We reparcellated the brains using the Craddock 200 atlas69, recalculated functional connectivity for each subject, and repeated the full analysis following the original pipeline (feature selection, RCCA, clustering, and PLS). Key findings from the primary analysis using the Power parcellation replicate in this secondary analysis using the Craddock atlas. Here we plot the clinical symptom scores (boxplots as in Extended Data Fig. 5) for each subgroup when (a-d) we used the Craddock 200 parcellation for functional connectivity versus (i-l) the Power parcellation for functional connectivity (main text analysis). Next, we measured atypical connectivity using the Craddock parcellation and mapped it onto the Power atlas for visual comparison between the two parcellations. We plot the atypical connectivity for each subgroup for (e-h) the analysis in the Craddock 200 parcellation thresholded the significant connections from the Power parcellation, and (m-p) the analysis in the Power atlas. Heatmaps show patterns of atypical connectivity in each subgroup across brain regions (rows) and functional networks (columns). Thresholded for significant atypical connectivity (two-sided Welch’s t-test, FDR < 0.05), each evaluated separately relative to N = 907 neurotypical controls. For additional results, see Supplementary Figs. 15, 16.
Extended Data Fig. 7 Out-of-sample replication of ASD subgroup clinical symptoms and atypical connectivity in NDA dataset (NNDA = 85 ASD subjects).
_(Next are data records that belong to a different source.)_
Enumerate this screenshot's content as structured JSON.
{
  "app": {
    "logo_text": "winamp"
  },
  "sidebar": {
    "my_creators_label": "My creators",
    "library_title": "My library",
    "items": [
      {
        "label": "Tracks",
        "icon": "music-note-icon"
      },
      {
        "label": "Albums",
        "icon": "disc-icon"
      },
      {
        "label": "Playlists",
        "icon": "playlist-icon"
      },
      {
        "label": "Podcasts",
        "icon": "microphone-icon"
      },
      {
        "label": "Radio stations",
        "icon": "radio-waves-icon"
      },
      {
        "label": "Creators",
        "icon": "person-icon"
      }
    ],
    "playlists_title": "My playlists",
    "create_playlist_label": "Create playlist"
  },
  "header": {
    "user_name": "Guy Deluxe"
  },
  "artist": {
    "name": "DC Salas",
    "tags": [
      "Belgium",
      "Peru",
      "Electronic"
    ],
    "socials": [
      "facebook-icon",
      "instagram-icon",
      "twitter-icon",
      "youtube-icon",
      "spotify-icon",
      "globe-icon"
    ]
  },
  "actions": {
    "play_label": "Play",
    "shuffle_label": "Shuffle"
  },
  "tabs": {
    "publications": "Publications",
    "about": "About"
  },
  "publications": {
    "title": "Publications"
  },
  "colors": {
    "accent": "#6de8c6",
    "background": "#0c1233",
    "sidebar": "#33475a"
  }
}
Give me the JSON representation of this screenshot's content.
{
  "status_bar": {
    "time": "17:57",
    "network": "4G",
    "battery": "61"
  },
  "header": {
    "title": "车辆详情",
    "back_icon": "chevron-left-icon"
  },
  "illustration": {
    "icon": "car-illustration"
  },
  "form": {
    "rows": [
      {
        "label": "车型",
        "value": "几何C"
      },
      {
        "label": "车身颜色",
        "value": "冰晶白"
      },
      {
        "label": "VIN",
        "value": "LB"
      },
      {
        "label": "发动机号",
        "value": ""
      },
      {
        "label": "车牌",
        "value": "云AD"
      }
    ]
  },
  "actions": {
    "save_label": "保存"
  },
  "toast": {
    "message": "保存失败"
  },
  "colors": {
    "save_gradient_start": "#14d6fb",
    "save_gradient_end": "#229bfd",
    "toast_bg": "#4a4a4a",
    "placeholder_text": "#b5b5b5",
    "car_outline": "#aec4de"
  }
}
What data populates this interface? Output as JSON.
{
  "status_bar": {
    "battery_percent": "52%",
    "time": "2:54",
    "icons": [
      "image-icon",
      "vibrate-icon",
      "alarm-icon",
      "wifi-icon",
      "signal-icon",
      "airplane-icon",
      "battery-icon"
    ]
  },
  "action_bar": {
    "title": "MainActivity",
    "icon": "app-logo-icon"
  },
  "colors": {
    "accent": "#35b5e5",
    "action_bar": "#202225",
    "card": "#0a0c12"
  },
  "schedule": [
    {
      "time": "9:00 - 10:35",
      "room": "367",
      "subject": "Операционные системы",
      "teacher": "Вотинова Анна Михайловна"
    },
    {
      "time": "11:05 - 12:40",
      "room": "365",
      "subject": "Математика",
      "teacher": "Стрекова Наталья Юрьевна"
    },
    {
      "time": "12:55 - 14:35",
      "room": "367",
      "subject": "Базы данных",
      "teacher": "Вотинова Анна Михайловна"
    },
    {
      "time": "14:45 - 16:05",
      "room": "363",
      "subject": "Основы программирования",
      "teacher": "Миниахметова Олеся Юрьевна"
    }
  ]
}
We repeated the main analyses to define ASD subgroups using the NDA dataset (RCCA and clustering). This analysis replicated key results from ABIDE, such that the four NDA subgroups (NNDA_1 = 20, NNDA_2 = 21; NNDA_3 = 27; NNDA_4 = 17) exhibited clinical symptom / behavior profiles and atypical connectivity patterns that were highly similar to those observed in the ABIDE subgroups (NABIDE_1 = 69, NABIDE_2 = 87; NABIDE_3 = 67; NABIDE_4 = 76). In this summary figure, we plot the clinical symptom scores (NDA: a-d, ABIDE: i-l; boxplots as in Extended Data Fig. 5) and atypical connectivity patterns for each subgroup (NDA: e-h, ABIDE: m-p). As expected, statistical power to detect significant atypical connectivity was reduced due to the smaller sample size of NDA. Here, the heatmaps show atypical functional connectivity in NDA and ABIDE subgroups, with the NDA subgroups thresholded by significance from ABIDE for comparison (that is, we set elements in the NDA heatmaps with FDR < 0.05 from a connectivity (two-sided Welch’s t-test in ABIDE heatmaps to 0). However, we confirmed that compared to an empirical null (100 shuffles, see Methods for details), atypical connectivity patterns in the NDA ASD subgroups were more correlated with ABIDE ASD subgroups than expected by chance (P1 = 0.0099, P2 = 0.0297, P3 = 0.0099, P4 = 0.0198). Note that the P values correspond to the probability of obtaining the observed sum of ranks statistic (sum of observed ranks across a range of FDR thresholds, FDR in {1, 0.05, 0.01, 0.005, 0.001, 0.0005, 0.0001, 0.00005}) under the empirical null. For additional results, see Supplementary Fig. 21.
Extended Data Fig. 8 Replication of transcriptomic correlates of subgroup atypical connectivity using BrainSpan gene expression.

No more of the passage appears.